Reluctant stars
Documentary-maker Archie Baron tells us why, in Tudor England, a career treading the boards could begin violently
Abducted: Elizabeth I’s Child Actors TV BBC Four Scheduled for the summer
On 13 December 1600, while walking to school, 13-year-old Thomas Clifton was kidnapped. Shocking as it may seem, this was hardly unusual in Elizabethan England, an era when the practice of impressment, forced recruitment into public service, was perfectly legal.
It was also an era when the definition of public service was broad enough to encompass the theatre, and when troupes of child actors were popular. Boys who were well educated were highly prized. “A remarkable aspect of this story is that all these children were highly literate,” says Archie Baron, executive producer of a documentary about Clifton presented by children’s writer and academic Katherine Rundell. “Clifton was a grammar-school boy – as would the others have been. There was no merit in kidnapping boy actors who couldn’t master long, complicated parts in sophisticated plays at short notice.”
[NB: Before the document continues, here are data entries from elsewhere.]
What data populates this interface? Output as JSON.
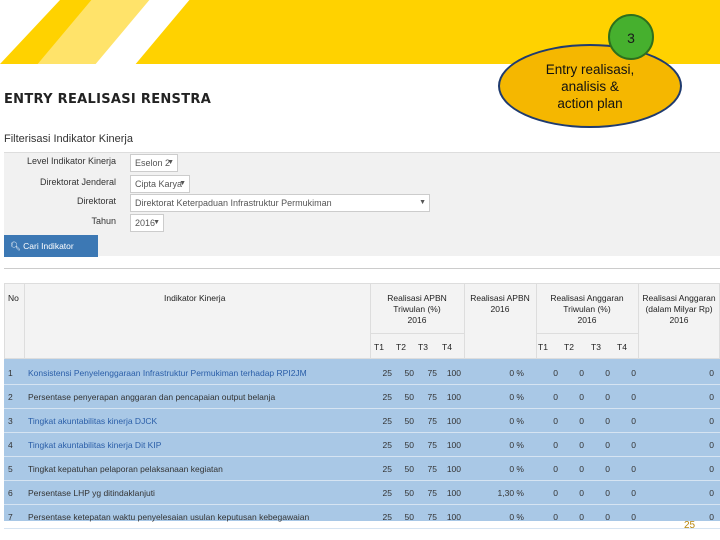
{
  "callout": {
    "number": "3",
    "lines": [
      "Entry realisasi,",
      "analisis &",
      "action plan"
    ]
  },
  "page_title": "ENTRY REALISASI RENSTRA",
  "filter": {
    "title": "Filterisasi Indikator Kinerja",
    "fields": [
      {
        "label": "Level Indikator Kinerja",
        "value": "Eselon 2"
      },
      {
        "label": "Direktorat Jenderal",
        "value": "Cipta Karya"
      },
      {
        "label": "Direktorat",
        "value": "Direktorat Keterpaduan Infrastruktur Permukiman"
      },
      {
        "label": "Tahun",
        "value": "2016"
      }
    ],
    "search_button": "Cari Indikator Kinerja"
  },
  "table": {
    "headers": {
      "no": "No",
      "indikator": "Indikator Kinerja",
      "realisasi_apbn_triwulan": [
        "Realisasi APBN",
        "Triwulan (%)",
        "2016"
      ],
      "realisasi_apbn": [
        "Realisasi APBN",
        "2016"
      ],
      "realisasi_anggaran_triwulan": [
        "Realisasi Anggaran",
        "Triwulan (%)",
        "2016"
      ],
      "realisasi_anggaran": [
        "Realisasi Anggaran",
        "(dalam Milyar Rp)",
        "2016"
      ],
      "quarters": [
        "T1",
        "T2",
        "T3",
        "T4"
      ]
    },
    "rows": [
      {
        "no": "1",
        "indikator": "Konsistensi Penyelenggaraan Infrastruktur Permukiman terhadap RPI2JM",
        "t": [
          "25",
          "50",
          "75",
          "100"
        ],
        "apbn": "0 %",
        "a": [
          "0",
          "0",
          "0",
          "0"
        ],
        "rp": "0"
      },
      {
        "no": "2",
        "indikator": "Persentase penyerapan anggaran dan pencapaian output belanja",
        "t": [
          "25",
          "50",
          "75",
          "100"
        ],
        "apbn": "0 %",
        "a": [
          "0",
          "0",
          "0",
          "0"
        ],
        "rp": "0"
      },
      {
        "no": "3",
        "indikator": "Tingkat akuntabilitas kinerja DJCK",
        "t": [
          "25",
          "50",
          "75",
          "100"
        ],
        "apbn": "0 %",
        "a": [
          "0",
          "0",
          "0",
          "0"
        ],
        "rp": "0"
      },
      {
        "no": "4",
        "indikator": "Tingkat akuntabilitas kinerja Dit KIP",
        "t": [
          "25",
          "50",
          "75",
          "100"
        ],
        "apbn": "0 %",
        "a": [
          "0",
          "0",
          "0",
          "0"
        ],
        "rp": "0"
      },
      {
        "no": "5",
        "indikator": "Tingkat kepatuhan pelaporan pelaksanaan kegiatan",
        "t": [
          "25",
          "50",
          "75",
          "100"
        ],
        "apbn": "0 %",
        "a": [
          "0",
          "0",
          "0",
          "0"
        ],
        "rp": "0"
      },
      {
        "no": "6",
        "indikator": "Persentase LHP yg ditindaklanjuti",
        "t": [
          "25",
          "50",
          "75",
          "100"
        ],
        "apbn": "1,30 %",
        "a": [
          "0",
          "0",
          "0",
          "0"
        ],
        "rp": "0"
      },
      {
        "no": "7",
        "indikator": "Persentase ketepatan waktu penyelesaian usulan keputusan kebegawaian",
        "t": [
          "25",
          "50",
          "75",
          "100"
        ],
        "apbn": "0 %",
        "a": [
          "0",
          "0",
          "0",
          "0"
        ],
        "rp": "0"
      }
    ]
  },
  "page_number": "25",
  "colors": {
    "banner": "#ffd200",
    "callout_fill": "#f5b700",
    "badge_fill": "#46b02e",
    "button": "#3c78b4",
    "row_bg": "#a9c8e6"
  }
}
We may never know how many children were taken in this way. Clifton’s case is unusual in that his well-connected father campaigned for his return, meaning there are legal documents. One of these lists a number of boys who were taken by Blackfriarsbased impresario Harry Evans.
“These names survive because they were swept up in an unusual court case investigating what was a commonplace practice,” says Baron. “Abducting child actors evolved out of the custom of impressing child choristers – we know of one earlier in the 16th century held in chains at Magdalen College, Oxford.”
Today, this seems barbaric, but what would those working in the theatre at the time have thought? “It’s usually true throughout history that things don’t seem outrageous until they’re called out by a later generation,” says Baron. “I imagine most people thought it normal. Shakespeare was an exception. His child actors, playing the female parts alongside adults playing the male parts, were formally apprenticed – and he took a swipe in Hamlet against the child actor companies stealing the limelight!”
The practice ended in the 17th century. “The child acting companies fell out of favour early in the reign of James VI & I,” says Baron. “He wasn’t amused [by child troupes], but this was because of the politics of the satires staged – not, as far as we know, because the children were exploited.”